Lena sank back in the chair as the doctor went on. But she wasn’t really listening anymore. She was thinking about Justin Tremell and the many reasons why he wanted to keep his
relationship with Jennifer McBride hidden. She was thinking about why he claimed that he didn’t even know her. But even more, she was thinking about the fifty thousand dollars they found in
McBride’s bank account, and a pregnancy that may have come to an untimely end.

 
28

S
he didn’t want to get too jazzed.
Didn’t want to run out too much line or acknowledge that given what she
knew and had just learned, things were beginning to make sense.

It was 9:30 a.m. Lena sat in her car, working the phone from the parking garage at the doctor’s office. According to Justin Tremell’s assistant, he never arrived at work before
eleven.
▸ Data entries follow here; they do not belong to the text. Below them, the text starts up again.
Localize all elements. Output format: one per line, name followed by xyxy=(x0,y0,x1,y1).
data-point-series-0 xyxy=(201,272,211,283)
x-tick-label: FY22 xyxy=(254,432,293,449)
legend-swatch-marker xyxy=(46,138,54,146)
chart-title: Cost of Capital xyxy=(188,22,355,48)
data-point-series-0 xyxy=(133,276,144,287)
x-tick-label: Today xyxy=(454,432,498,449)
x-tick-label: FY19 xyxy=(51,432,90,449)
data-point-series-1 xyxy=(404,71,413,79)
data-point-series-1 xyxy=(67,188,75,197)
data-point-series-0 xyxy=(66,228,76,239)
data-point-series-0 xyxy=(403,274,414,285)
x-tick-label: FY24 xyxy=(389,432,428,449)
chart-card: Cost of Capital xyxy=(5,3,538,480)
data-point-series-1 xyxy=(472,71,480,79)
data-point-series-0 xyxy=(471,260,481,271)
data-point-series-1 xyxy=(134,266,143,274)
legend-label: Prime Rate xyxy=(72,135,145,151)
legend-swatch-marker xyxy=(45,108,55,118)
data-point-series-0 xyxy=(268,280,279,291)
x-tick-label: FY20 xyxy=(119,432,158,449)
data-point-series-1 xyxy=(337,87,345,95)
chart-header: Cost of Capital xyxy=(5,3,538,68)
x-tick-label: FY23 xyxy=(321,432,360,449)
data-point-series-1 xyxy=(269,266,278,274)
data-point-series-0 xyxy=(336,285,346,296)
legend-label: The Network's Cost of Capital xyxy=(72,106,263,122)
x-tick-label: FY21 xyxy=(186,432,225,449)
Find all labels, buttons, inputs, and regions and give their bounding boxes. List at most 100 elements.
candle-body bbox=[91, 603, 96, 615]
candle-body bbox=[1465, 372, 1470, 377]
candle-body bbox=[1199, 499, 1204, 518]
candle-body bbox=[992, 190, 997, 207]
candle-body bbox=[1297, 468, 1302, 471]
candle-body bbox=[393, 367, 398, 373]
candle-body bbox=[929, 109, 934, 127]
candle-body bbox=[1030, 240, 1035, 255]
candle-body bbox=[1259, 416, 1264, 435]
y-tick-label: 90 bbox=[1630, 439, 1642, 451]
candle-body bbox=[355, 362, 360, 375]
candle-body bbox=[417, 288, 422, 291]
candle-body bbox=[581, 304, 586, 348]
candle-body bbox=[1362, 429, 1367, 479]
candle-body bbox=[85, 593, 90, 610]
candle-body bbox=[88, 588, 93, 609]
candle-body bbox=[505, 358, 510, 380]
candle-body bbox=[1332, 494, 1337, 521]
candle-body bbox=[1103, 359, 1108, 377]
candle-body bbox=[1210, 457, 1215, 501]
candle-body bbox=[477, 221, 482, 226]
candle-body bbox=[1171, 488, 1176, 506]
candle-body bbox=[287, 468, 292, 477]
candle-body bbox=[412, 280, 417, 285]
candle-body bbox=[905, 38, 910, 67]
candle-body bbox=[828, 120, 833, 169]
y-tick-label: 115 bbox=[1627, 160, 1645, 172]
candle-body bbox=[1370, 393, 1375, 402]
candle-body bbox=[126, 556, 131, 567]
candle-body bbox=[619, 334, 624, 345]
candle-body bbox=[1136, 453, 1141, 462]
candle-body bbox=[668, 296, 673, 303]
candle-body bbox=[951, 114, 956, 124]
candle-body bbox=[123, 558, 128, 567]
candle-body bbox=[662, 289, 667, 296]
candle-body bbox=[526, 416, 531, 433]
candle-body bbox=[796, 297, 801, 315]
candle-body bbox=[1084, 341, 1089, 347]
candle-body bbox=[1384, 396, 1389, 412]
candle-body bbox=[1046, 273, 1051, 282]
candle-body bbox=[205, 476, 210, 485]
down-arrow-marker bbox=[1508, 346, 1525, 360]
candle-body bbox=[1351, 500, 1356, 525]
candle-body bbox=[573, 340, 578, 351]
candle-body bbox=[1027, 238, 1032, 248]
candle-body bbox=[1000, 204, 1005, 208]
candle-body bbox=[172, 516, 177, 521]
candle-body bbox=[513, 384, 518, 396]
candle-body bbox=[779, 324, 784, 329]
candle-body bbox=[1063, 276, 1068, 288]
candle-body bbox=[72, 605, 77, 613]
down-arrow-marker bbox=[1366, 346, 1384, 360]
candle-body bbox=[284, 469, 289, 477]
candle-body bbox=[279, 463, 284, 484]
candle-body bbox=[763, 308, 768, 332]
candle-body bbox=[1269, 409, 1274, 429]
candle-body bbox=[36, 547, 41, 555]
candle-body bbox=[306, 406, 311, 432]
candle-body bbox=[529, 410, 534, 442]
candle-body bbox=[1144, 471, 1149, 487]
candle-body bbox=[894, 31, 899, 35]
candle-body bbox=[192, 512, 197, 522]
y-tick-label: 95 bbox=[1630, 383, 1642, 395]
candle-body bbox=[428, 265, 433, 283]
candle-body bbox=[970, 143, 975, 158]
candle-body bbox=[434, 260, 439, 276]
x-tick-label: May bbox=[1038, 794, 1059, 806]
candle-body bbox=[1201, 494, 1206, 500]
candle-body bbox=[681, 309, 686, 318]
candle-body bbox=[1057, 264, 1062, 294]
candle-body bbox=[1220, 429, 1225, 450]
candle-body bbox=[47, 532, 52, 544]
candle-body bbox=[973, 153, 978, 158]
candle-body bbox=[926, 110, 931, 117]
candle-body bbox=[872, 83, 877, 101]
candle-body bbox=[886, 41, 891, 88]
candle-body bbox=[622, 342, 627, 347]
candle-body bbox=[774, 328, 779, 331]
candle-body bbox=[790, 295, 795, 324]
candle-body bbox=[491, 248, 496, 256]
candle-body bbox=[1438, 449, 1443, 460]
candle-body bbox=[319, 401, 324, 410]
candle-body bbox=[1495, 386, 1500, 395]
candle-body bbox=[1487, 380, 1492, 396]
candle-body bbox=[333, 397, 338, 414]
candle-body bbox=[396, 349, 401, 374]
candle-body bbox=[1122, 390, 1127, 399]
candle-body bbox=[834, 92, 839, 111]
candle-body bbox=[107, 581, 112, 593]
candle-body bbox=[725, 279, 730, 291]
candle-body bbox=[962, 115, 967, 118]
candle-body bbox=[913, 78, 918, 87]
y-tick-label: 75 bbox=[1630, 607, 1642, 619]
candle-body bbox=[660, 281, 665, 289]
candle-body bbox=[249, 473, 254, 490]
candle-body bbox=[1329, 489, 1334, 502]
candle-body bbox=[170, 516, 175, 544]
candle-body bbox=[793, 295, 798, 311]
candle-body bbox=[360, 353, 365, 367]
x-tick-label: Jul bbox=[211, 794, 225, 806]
According to Lieutenant Barrera, Tremell lived just ten minutes away in Pacific Palisades—a neighborhood Lena was familiar with just off Sunset and Brooktree Road. She jotted down the
address in her notebook, thanked Barrera, and closed her phone. Then she slipped the personal information forms Dr. Ryan had given her into the murder book and pulled out of the garage.

She had walked out of the doctor’s office with the originals, not photocopies. The actual forms that Jennifer McBride had handled and spent time filling out. Documents that Lena could take
back to the lab because she thought she’d noticed something.

Sue Ryan, MD, didn’t have to be that nice, but she was. Nor did Barrera, who knew Lena had been ordered to cross Justin Tremell off the list, but never mentioned it as he looked up
Tremell’s home address and gave it to her.